Thank you for posting this. I, too, do not accept the author's logic. As a general rule, it is simply polite practice to refer people in the way they wish to be described. In this case, Manning has explicitly stated a preference:
I hope that you will support me in this transition. I also request
that, starting today, you refer to me by my new name and use the
feminine pronoun (except in official mail to the confinement
In this case, it seems clear from context that "starting today" means "please start doing this thing now," not that pre-transition acts should be described using masculine pronouns, as DVK insists. The phrase "starting today" is explicitly present to indicate that the request begins immediately, not after any legal formalities, medical procedures, changes in dress or appearance, or anything else takes place. It does not mean "starting today, please use masculine pronouns when talking about the past." It would have said that if that's what it meant. I'll note that DVK seems fine describing pre-transition actions with the name "Chelsea," but balks only at the pronoun. This doesn't make sense.
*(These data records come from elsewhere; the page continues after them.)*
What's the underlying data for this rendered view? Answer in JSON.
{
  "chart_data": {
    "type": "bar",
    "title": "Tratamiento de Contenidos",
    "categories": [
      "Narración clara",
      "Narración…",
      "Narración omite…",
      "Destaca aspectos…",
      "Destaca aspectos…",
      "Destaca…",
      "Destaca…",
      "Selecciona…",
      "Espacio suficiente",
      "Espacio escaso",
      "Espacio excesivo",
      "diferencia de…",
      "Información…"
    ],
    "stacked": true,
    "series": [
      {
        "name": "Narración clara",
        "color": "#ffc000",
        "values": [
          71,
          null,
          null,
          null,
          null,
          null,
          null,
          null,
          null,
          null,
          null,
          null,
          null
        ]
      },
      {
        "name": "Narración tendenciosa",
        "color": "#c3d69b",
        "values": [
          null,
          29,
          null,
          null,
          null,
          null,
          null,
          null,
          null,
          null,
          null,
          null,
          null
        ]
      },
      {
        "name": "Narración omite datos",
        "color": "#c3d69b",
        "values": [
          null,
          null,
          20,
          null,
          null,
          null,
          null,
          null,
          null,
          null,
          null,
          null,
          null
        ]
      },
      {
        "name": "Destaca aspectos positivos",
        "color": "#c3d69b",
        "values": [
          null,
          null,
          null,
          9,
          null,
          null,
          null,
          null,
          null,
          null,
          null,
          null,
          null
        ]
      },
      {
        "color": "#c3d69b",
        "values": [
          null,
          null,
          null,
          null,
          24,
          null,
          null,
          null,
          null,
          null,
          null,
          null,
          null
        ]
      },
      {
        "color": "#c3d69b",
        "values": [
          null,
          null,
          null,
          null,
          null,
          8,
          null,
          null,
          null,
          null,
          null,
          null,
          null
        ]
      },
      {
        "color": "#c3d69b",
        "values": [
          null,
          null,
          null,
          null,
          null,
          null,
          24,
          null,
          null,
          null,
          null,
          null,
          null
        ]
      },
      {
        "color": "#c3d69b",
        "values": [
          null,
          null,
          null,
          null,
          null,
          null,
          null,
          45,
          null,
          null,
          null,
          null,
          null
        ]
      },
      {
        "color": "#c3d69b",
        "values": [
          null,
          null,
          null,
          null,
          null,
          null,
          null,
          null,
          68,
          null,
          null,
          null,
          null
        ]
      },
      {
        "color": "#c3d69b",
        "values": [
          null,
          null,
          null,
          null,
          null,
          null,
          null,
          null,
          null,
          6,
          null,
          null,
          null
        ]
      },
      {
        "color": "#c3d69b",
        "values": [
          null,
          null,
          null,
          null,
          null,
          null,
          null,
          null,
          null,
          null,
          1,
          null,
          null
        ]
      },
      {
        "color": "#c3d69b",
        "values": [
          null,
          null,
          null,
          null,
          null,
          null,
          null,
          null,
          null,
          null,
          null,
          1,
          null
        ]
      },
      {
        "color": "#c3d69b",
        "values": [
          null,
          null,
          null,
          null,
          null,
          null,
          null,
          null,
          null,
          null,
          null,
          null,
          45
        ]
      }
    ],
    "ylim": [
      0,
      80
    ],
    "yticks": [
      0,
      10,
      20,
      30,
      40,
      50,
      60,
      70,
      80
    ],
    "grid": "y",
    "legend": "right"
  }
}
Beyond that, this community is far from the first to address this question, and a number of style guides have arisen. GLAAD's style guide is in wide use. It says:
Use the pronoun that matches the person's authentic gender.
A person who identifies as a certain gender, whether or not that person has taken hormones or undergone surgery, should be referred to
using the pronouns appropriate for that gender. If you are not certain
which pronoun to use, ask the person, "What pronouns do you use?"
They also address this specific situation:
DO avoid male pronouns and Caitlyn's prior name, even when referring
to events in her past. For example, "Prior to her transition, Caitlyn
Jenner won the gold medal in the men's decathlon at the Summer
Olympics held in Montreal in 1976."
This style has been adopted by major media outlets, outlets that have taken good care to get this right, and these organizations have used female pronouns. If this was not the preferred style, Manning's representatives (and trans activists) would have made their views known in the past several years. As an example of this, the New York Times today used female pronouns to describe past events:
She copied hundreds of thousands of military incident logs from the
Afghanistan and Iraq wars
The same guideline is used on Wikipedia: "This applies in references to any phase of that person's life, unless the subject has indicated a preference otherwise." That page also makes a helpful analogy to changes of name. If Betty Smith graduates college and later changes her name to Betty Miller, it's still standard practice to write something like "Miller graduated with a degree in Art History in 1975," even though she used the name Smith at the time. Similarly, one can easily write about past events in Manning's life using female pronouns, even though she used male pronouns at those times.
TL;DR: the standard practice should be to follow the style used by major media organizations and always use the pronouns consistent with an individual's gender identity unless the subject has stated another preference.